The plaintiff urges that, if the testimony presented is viewed in the aspect most favorable to his case, there was more than sufficient evidence for the jury to have concluded that the defendant was guilty of negligence as alleged in the complaint. To support this contention the plaintiff cites portions of the Indiana statutes which pertain to the stopping of motor trucks along the traveled portion of a highway. Chapter 47-2120 of Burns Indiana Annotated Statutes reads in part:

“Upon any highway outside of a business or residence district, no person shall stop, park, or leave standing any vehicle, whether attended or unattended, upon the paved or main traveled part of the highway when it is practicable to stop, park or so leave such vehicle off such part of said highway, # * #.”

And chapter 47-2236 of the same statutes further provides that:

“Whenever any motor truck, passenger bus, truck tractor, trailer, semitrailer or pole trailer is disabled upon the traveled portion of any highway or the shoulder thereof outside of any municipality at any time when lighted lamps are required on vehicles, the driver of such vehicle shall display the following warning devices upon the highway during the time the vehicle is so disabled on the highway except as provided in paragraph (b):
1. A lighted fusee, a lighted red electric lantern or a portable red emergency reflector shall be immediately placed at the traffic side of the vehicle in the direction of the nearest approaching traffic.
2. As soon thereafter as possible but in any event within the burning period of fusee (15 minutes), the driver shall place three (3) liquid burning flares (pot torches), or three (3) lighted red electric lanterns or three (3) portable red emergency reflectors on the traveled portion of the highway in the following order:
(I) One (1), approximately 100 feet from the disabled vehicle in the center of the lane occupied by such vehicle and toward traffic approaching in that lane.
(II) One (1), approximately 100 feet in the opposite direction from the disabled vehicle and in the center of the traffic lane occupied by such vehicle.”

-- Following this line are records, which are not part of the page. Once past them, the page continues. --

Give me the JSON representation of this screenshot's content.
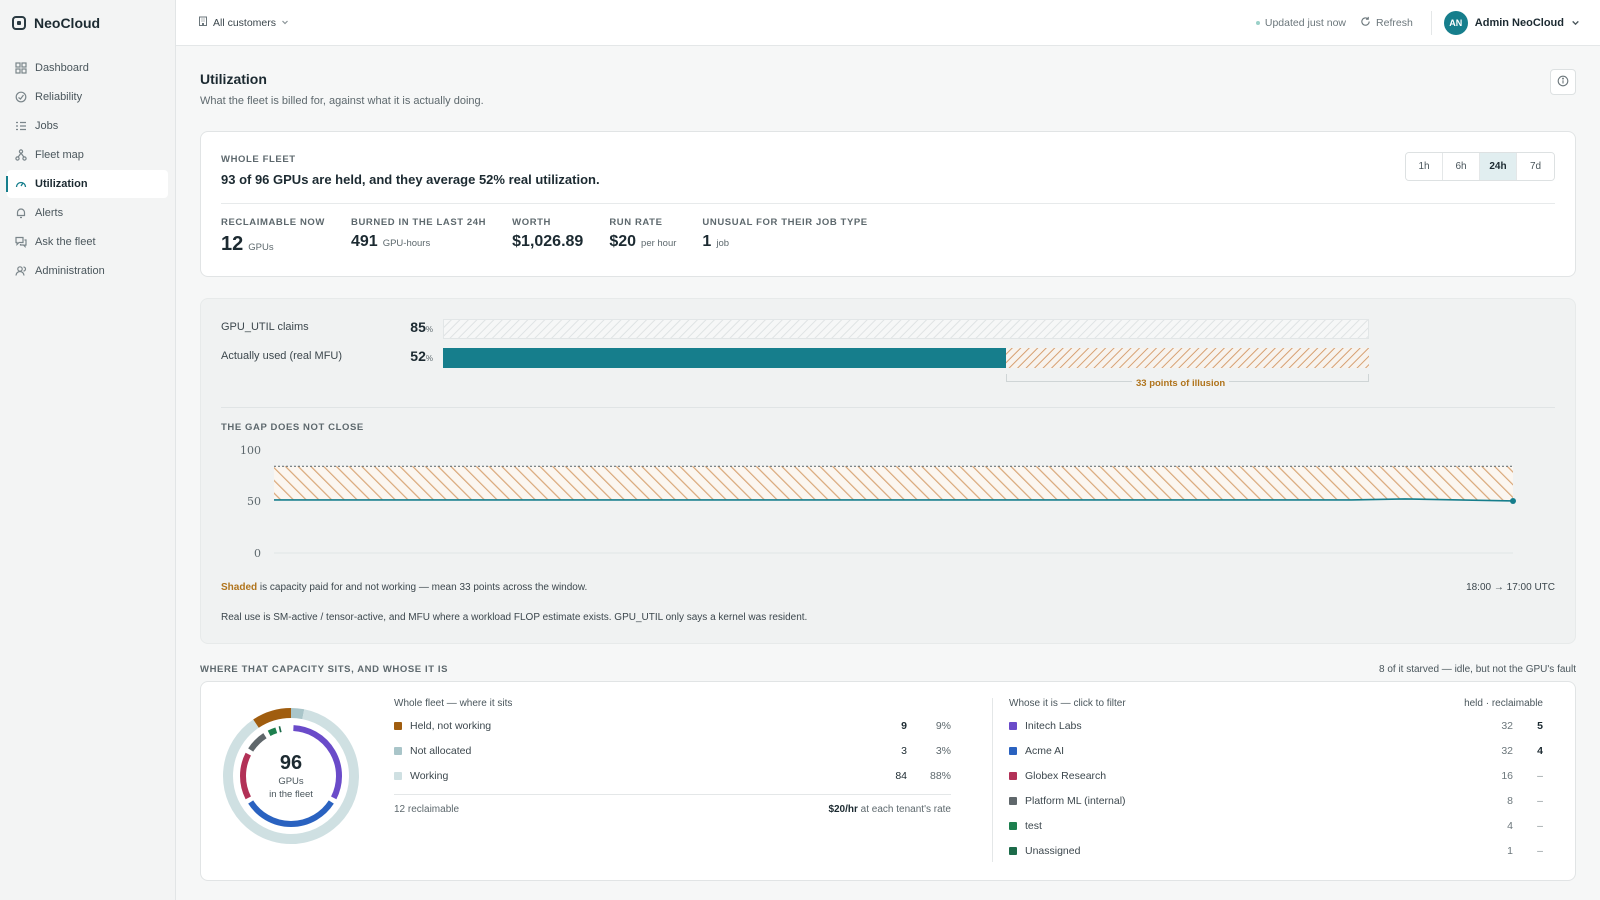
{
  "brand": {
    "name": "NeoCloud"
  },
  "sidebar": {
    "items": [
      {
        "label": "Dashboard",
        "icon": "grid-icon",
        "active": false
      },
      {
        "label": "Reliability",
        "icon": "shield-icon",
        "active": false
      },
      {
        "label": "Jobs",
        "icon": "list-icon",
        "active": false
      },
      {
        "label": "Fleet map",
        "icon": "network-icon",
        "active": false
      },
      {
        "label": "Utilization",
        "icon": "gauge-icon",
        "active": true
      },
      {
        "label": "Alerts",
        "icon": "bell-icon",
        "active": false
      },
      {
        "label": "Ask the fleet",
        "icon": "chat-icon",
        "active": false
      },
      {
        "label": "Administration",
        "icon": "users-icon",
        "active": false
      }
    ]
  },
  "topbar": {
    "customer_filter": "All customers",
    "updated": "Updated just now",
    "refresh": "Refresh",
    "user_initials": "AN",
    "user_name": "Admin NeoCloud"
  },
  "page": {
    "title": "Utilization",
    "subtitle": "What the fleet is billed for, against what it is actually doing."
  },
  "summary": {
    "eyebrow": "WHOLE FLEET",
    "headline": "93 of 96 GPUs are held, and they average 52% real utilization.",
    "ranges": [
      {
        "label": "1h",
        "active": false
      },
      {
        "label": "6h",
        "active": false
      },
      {
        "label": "24h",
        "active": true
      },
      {
        "label": "7d",
        "active": false
      }
    ],
    "stats": [
      {
        "label": "RECLAIMABLE NOW",
        "value": "12",
        "unit": "GPUs"
      },
      {
        "label": "BURNED IN THE LAST 24H",
        "value": "491",
        "unit": "GPU-hours"
      },
      {
        "label": "WORTH",
        "value": "$1,026.89",
        "unit": ""
      },
      {
        "label": "RUN RATE",
        "value": "$20",
        "unit": "per hour"
      },
      {
        "label": "UNUSUAL FOR THEIR JOB TYPE",
        "value": "1",
        "unit": "job"
      }
    ]
  },
  "gap": {
    "claims_label": "GPU_UTIL claims",
    "claims_value": "85",
    "used_label": "Actually used (real MFU)",
    "used_value": "52",
    "pct_sign": "%",
    "illusion_label": "33 points of illusion",
    "eyebrow": "THE GAP DOES NOT CLOSE",
    "note_shaded": "Shaded",
    "note_rest": " is capacity paid for and not working — mean 33 points across the window.",
    "time_range": "18:00 → 17:00 UTC",
    "note2": "Real use is SM-active / tensor-active, and MFU where a workload FLOP estimate exists. GPU_UTIL only says a kernel was resident."
  },
  "chart_data": {
    "type": "area",
    "ylim": [
      0,
      100
    ],
    "yticks": [
      "100",
      "50",
      "0"
    ],
    "x_range": [
      "18:00",
      "17:00"
    ],
    "series": [
      {
        "values": [
          85,
          85,
          85,
          85,
          85,
          85,
          85,
          85,
          85,
          85,
          85,
          85,
          85,
          85,
          85,
          85,
          85,
          85,
          85,
          85,
          85,
          85,
          85,
          85
        ]
      },
      {
        "values": [
          52,
          52,
          52,
          52,
          52,
          52,
          52,
          52,
          52,
          52,
          52,
          52,
          52,
          52,
          52,
          52,
          52,
          52,
          52,
          52,
          52,
          53,
          52,
          51
        ]
      }
    ],
    "shaded_mean_gap": 33
  },
  "capacity": {
    "eyebrow": "WHERE THAT CAPACITY SITS, AND WHOSE IT IS",
    "right_note": "8 of it starved — idle, but not the GPU's fault",
    "total": "96",
    "total_label_1": "GPUs",
    "total_label_2": "in the fleet",
    "where_head": "Whole fleet — where it sits",
    "where_rows": [
      {
        "label": "Held, not working",
        "count": "9",
        "pct": "9%",
        "color": "#a05d0f",
        "strong": true
      },
      {
        "label": "Not allocated",
        "count": "3",
        "pct": "3%",
        "color": "#a9c5c9",
        "strong": false
      },
      {
        "label": "Working",
        "count": "84",
        "pct": "88%",
        "color": "#cfe0e2",
        "strong": false
      }
    ],
    "reclaimable": "12 reclaimable",
    "rate_bold": "$20/hr",
    "rate_rest": " at each tenant's rate",
    "whose_head": "Whose it is — click to filter",
    "whose_cols": "held · reclaimable",
    "tenants": [
      {
        "name": "Initech Labs",
        "held": "32",
        "reclaimable": "5",
        "color": "#6a4bc9"
      },
      {
        "name": "Acme AI",
        "held": "32",
        "reclaimable": "4",
        "color": "#2a62c0"
      },
      {
        "name": "Globex Research",
        "held": "16",
        "reclaimable": "–",
        "color": "#b23157"
      },
      {
        "name": "Platform ML (internal)",
        "held": "8",
        "reclaimable": "–",
        "color": "#5f676b"
      },
      {
        "name": "test",
        "held": "4",
        "reclaimable": "–",
        "color": "#1d7f4e"
      },
      {
        "name": "Unassigned",
        "held": "1",
        "reclaimable": "–",
        "color": "#1c6b4a"
      }
    ]
  }
}
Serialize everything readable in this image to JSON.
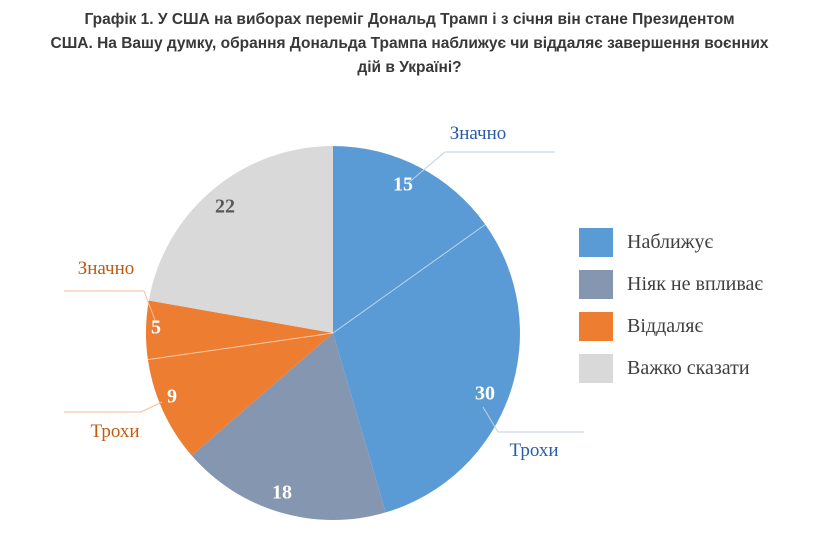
{
  "title_lines": [
    "Графік 1. У США на виборах переміг Дональд Трамп і з січня він стане Президентом",
    "США. На Вашу думку, обрання Дональда Трампа наближує чи віддаляє завершення воєнних",
    "дій в Україні?"
  ],
  "chart_data": {
    "type": "pie",
    "title": "Графік 1. У США на виборах переміг Дональд Трамп і з січня він стане Президентом США. На Вашу думку, обрання Дональда Трампа наближує чи віддаляє завершення воєнних дій в Україні?",
    "start_angle_deg": 0,
    "direction": "clockwise",
    "segments": [
      {
        "legend_group": "Наближує",
        "sub_label": "Значно",
        "value": 15,
        "color": "#5B9BD5",
        "value_label_color": "#FFFFFF"
      },
      {
        "legend_group": "Наближує",
        "sub_label": "Трохи",
        "value": 30,
        "color": "#5B9BD5",
        "value_label_color": "#FFFFFF"
      },
      {
        "legend_group": "Ніяк не впливає",
        "sub_label": "",
        "value": 18,
        "color": "#8496B0",
        "value_label_color": "#FFFFFF"
      },
      {
        "legend_group": "Віддаляє",
        "sub_label": "Трохи",
        "value": 9,
        "color": "#ED7D31",
        "value_label_color": "#FFFFFF"
      },
      {
        "legend_group": "Віддаляє",
        "sub_label": "Значно",
        "value": 5,
        "color": "#ED7D31",
        "value_label_color": "#FFFFFF"
      },
      {
        "legend_group": "Важко сказати",
        "sub_label": "",
        "value": 22,
        "color": "#D9D9D9",
        "value_label_color": "#595959"
      }
    ],
    "callouts": [
      {
        "text": "Значно",
        "target_value": 15,
        "color": "#2A5CA5"
      },
      {
        "text": "Трохи",
        "target_value": 30,
        "color": "#2A5CA5"
      },
      {
        "text": "Значно",
        "target_value": 5,
        "color": "#C05A11"
      },
      {
        "text": "Трохи",
        "target_value": 9,
        "color": "#C05A11"
      }
    ],
    "legend": {
      "position": "right",
      "entries": [
        {
          "label": "Наближує",
          "color": "#5B9BD5"
        },
        {
          "label": "Ніяк не впливає",
          "color": "#8496B0"
        },
        {
          "label": "Віддаляє",
          "color": "#ED7D31"
        },
        {
          "label": "Важко сказати",
          "color": "#D9D9D9"
        }
      ]
    }
  }
}
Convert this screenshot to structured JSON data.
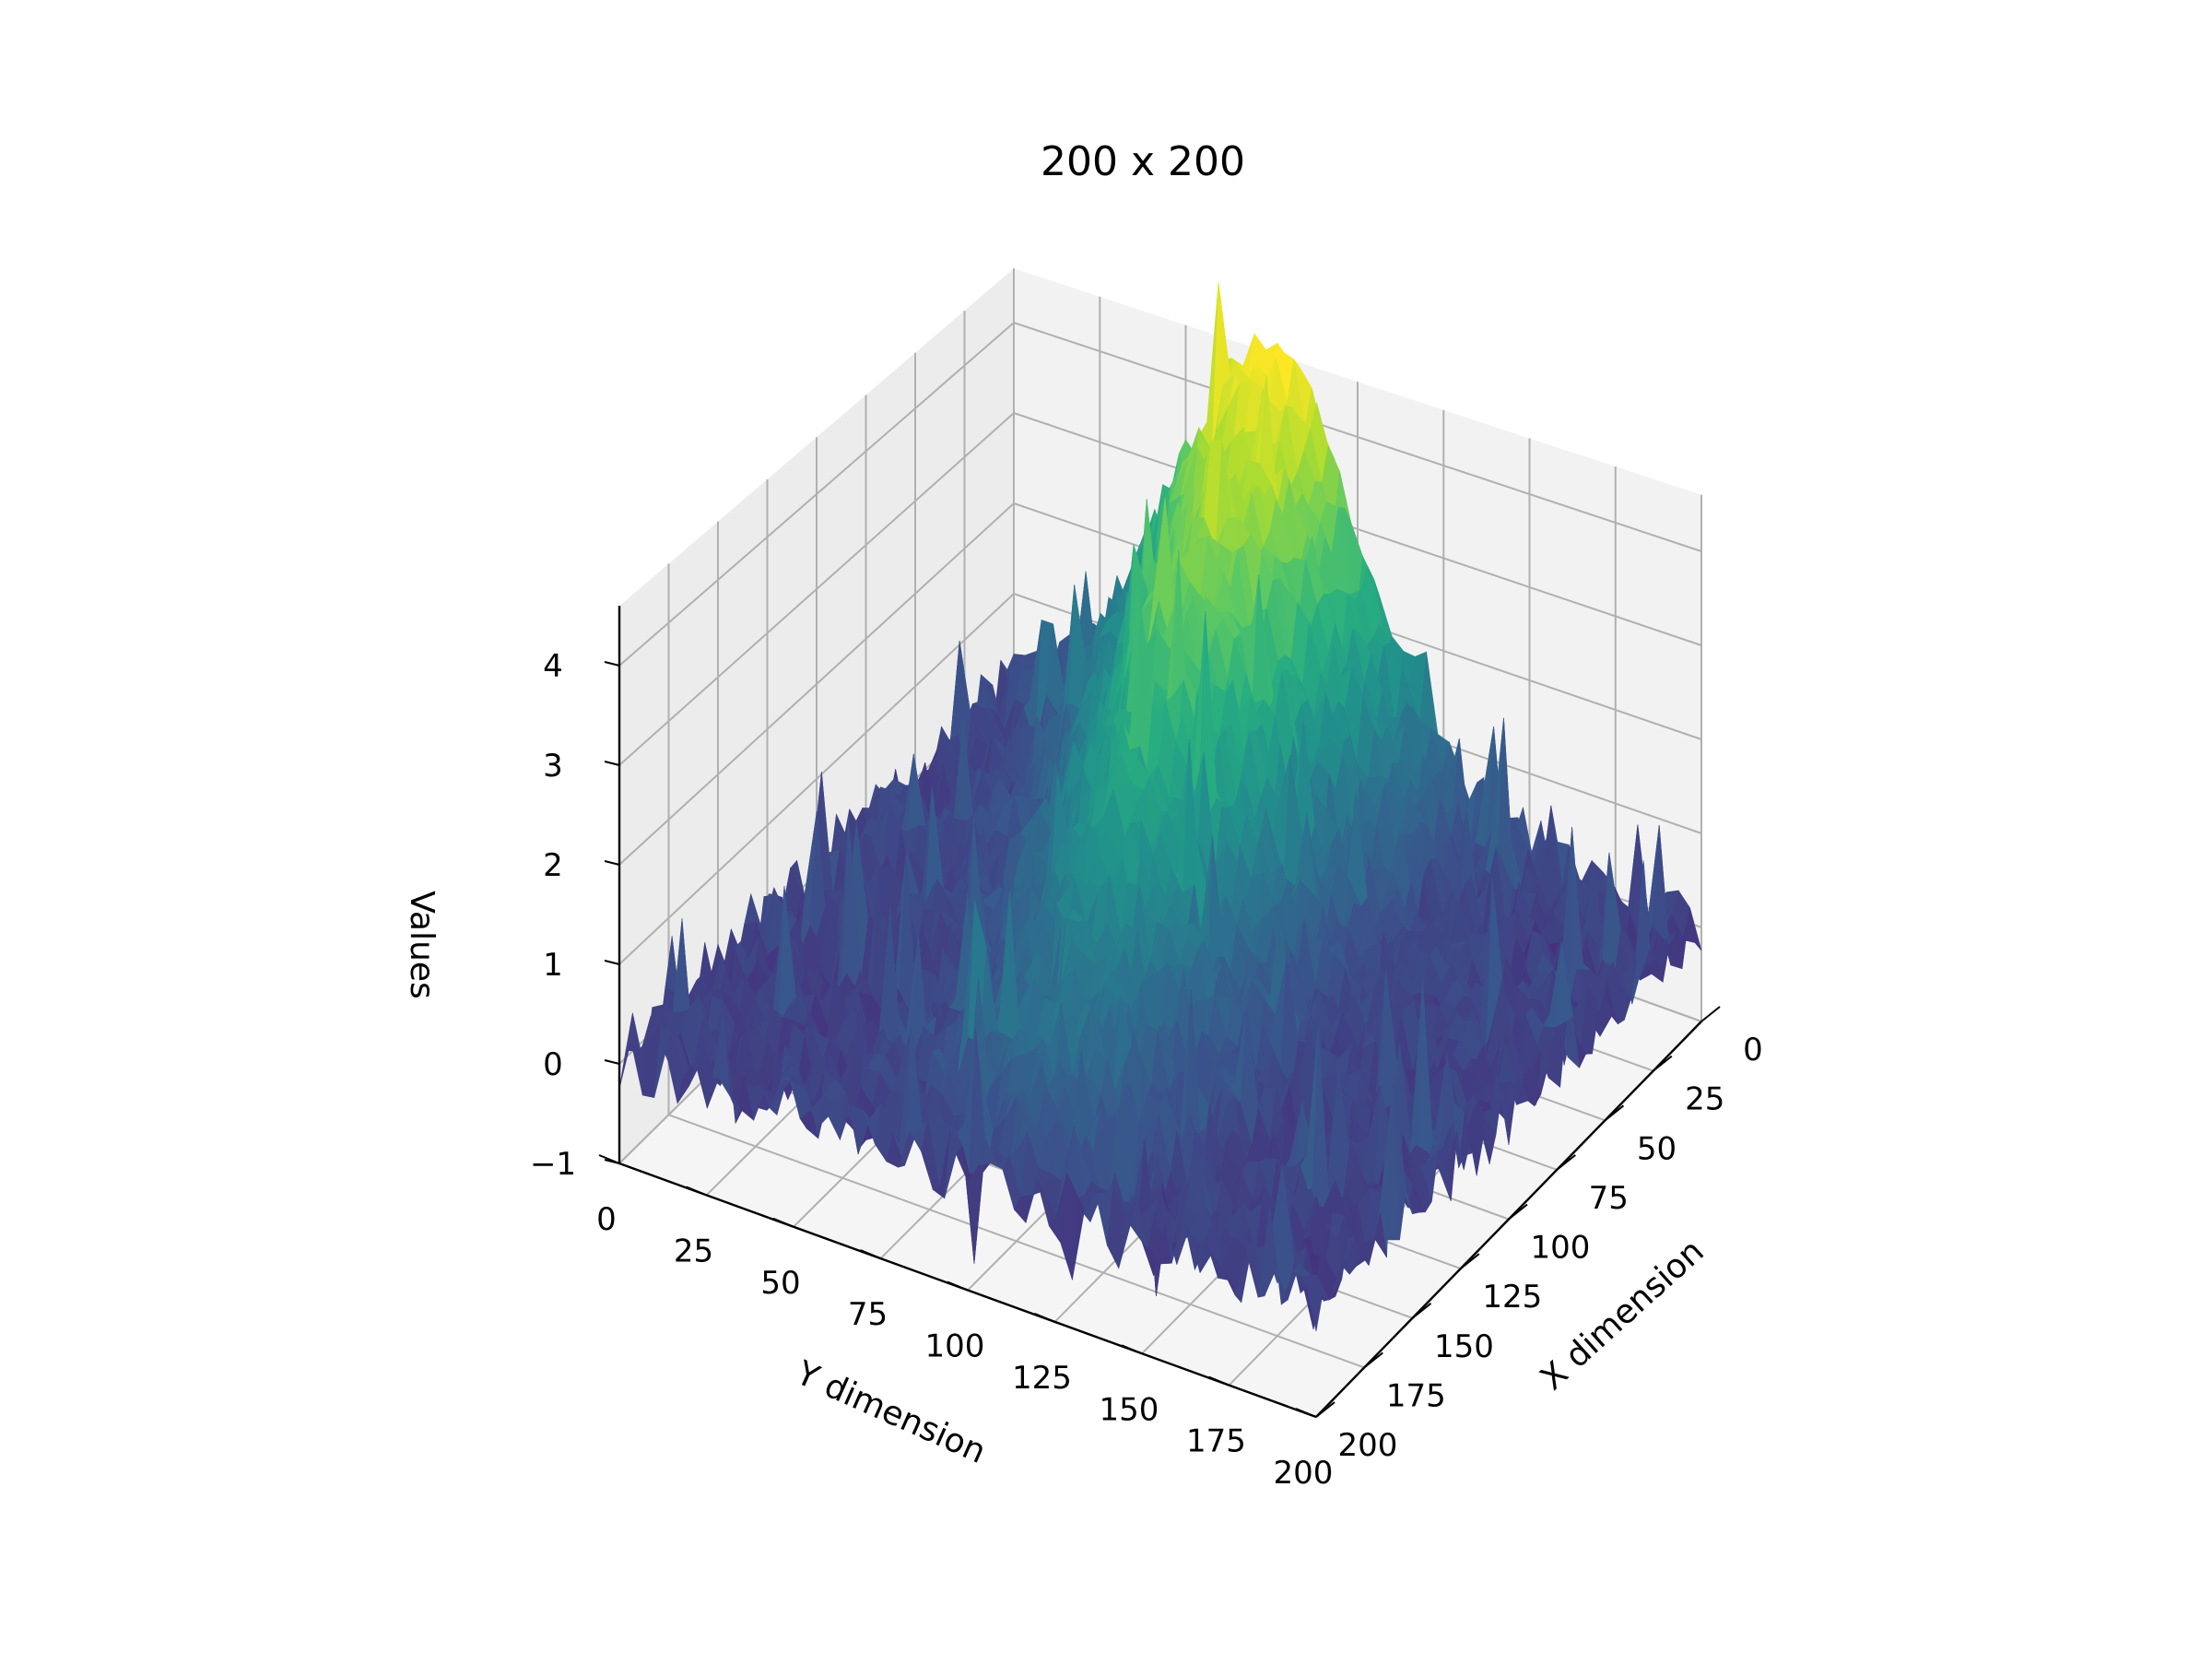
{
  "chart_data": {
    "type": "surface3d",
    "title": "200 x 200",
    "xlabel": "X dimension",
    "ylabel": "Y dimension",
    "zlabel": "Values",
    "xlim": [
      0,
      200
    ],
    "ylim": [
      0,
      200
    ],
    "zlim": [
      -1,
      4.6
    ],
    "x_ticks": [
      "0",
      "25",
      "50",
      "75",
      "100",
      "125",
      "150",
      "175",
      "200"
    ],
    "y_ticks": [
      "0",
      "25",
      "50",
      "75",
      "100",
      "125",
      "150",
      "175",
      "200"
    ],
    "z_ticks": [
      "−1",
      "0",
      "1",
      "2",
      "3",
      "4"
    ],
    "x_tick_values": [
      0,
      25,
      50,
      75,
      100,
      125,
      150,
      175,
      200
    ],
    "y_tick_values": [
      0,
      25,
      50,
      75,
      100,
      125,
      150,
      175,
      200
    ],
    "z_tick_values": [
      -1,
      0,
      1,
      2,
      3,
      4
    ],
    "grid": true,
    "colormap": "viridis",
    "surface_description": "Noisy 200x200 grid with a ridge rising diagonally from around (X=150, Y=100) up to a peak of about 4.5 near X=0, Y=75; elsewhere values near 0 with spikes between -1 and 1",
    "ridge": {
      "peak_value": 4.5,
      "base_value": 0.1,
      "noise_amplitude": 0.35
    },
    "colors": {
      "pane": "#f2f2f2",
      "grid": "#b0b0b0",
      "viridis": [
        "#440154",
        "#472c7a",
        "#3b518b",
        "#2c718e",
        "#21918c",
        "#28ae80",
        "#5ec962",
        "#addc30",
        "#fde725"
      ]
    }
  }
}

Assuming that evidence that one or both of these statutes had been violated would be grounds for letting the jury pass on whether the defendant had been negligent, let us consider the testimony to see whether the plaintiffs assertions can be supported. Chapter 47-2120(a) requires in part that no vehicle shall be parked on the traveled portion of a highway where it is practicable to pull the vehicle off to the side of the roadway. In his testimony, defendant Pollitt emphatically stated that there was no shoulder on the roadway at the point where the accident occurred, and that even if he had tried to avoid the accident, he would have only fallen over an embankment. There is no testimony in the record to contradict this.

The second statute cited by the plaintiff concerns a requirement that if it is impossible to pull off the traveled portion of a highway, then the driver of the disabled vehicle shall as soon as possible illuminate the vehicle by means of flares and reflectors. Thus even if we draw the most favorable inferences from the testimony, that the defendant had come to a stop on the highway, there is no showing that it was possible for him to have pulled off the highway, as his testimony regarding the shoulder is undisputed. Also, even if he had come to a stop, there is certainly no evidence in the record that he had been stopped for a sufficient period of time to enable him to illuminate a disabled vehicle with flares or reflectors. If anything, the testimony might indicate that he may have come to a momentary stop and he had taken the immediate precaution of illuminating the emergency four-way flashers on his truck. We therefore conclude that, even if the most favorable inferences from the testimony are considered in the aspect most beneficial to the plaintiff, the evidence is not sufficient to support a finding that the defendant was guilty of negligence in the operation of his vehicle and that the court correctly directed the verdict for the defendant.

We therefore affirm both judgments.

Judgments affirmed.

EGAN, P. J., and GOLDBERG, J., concur.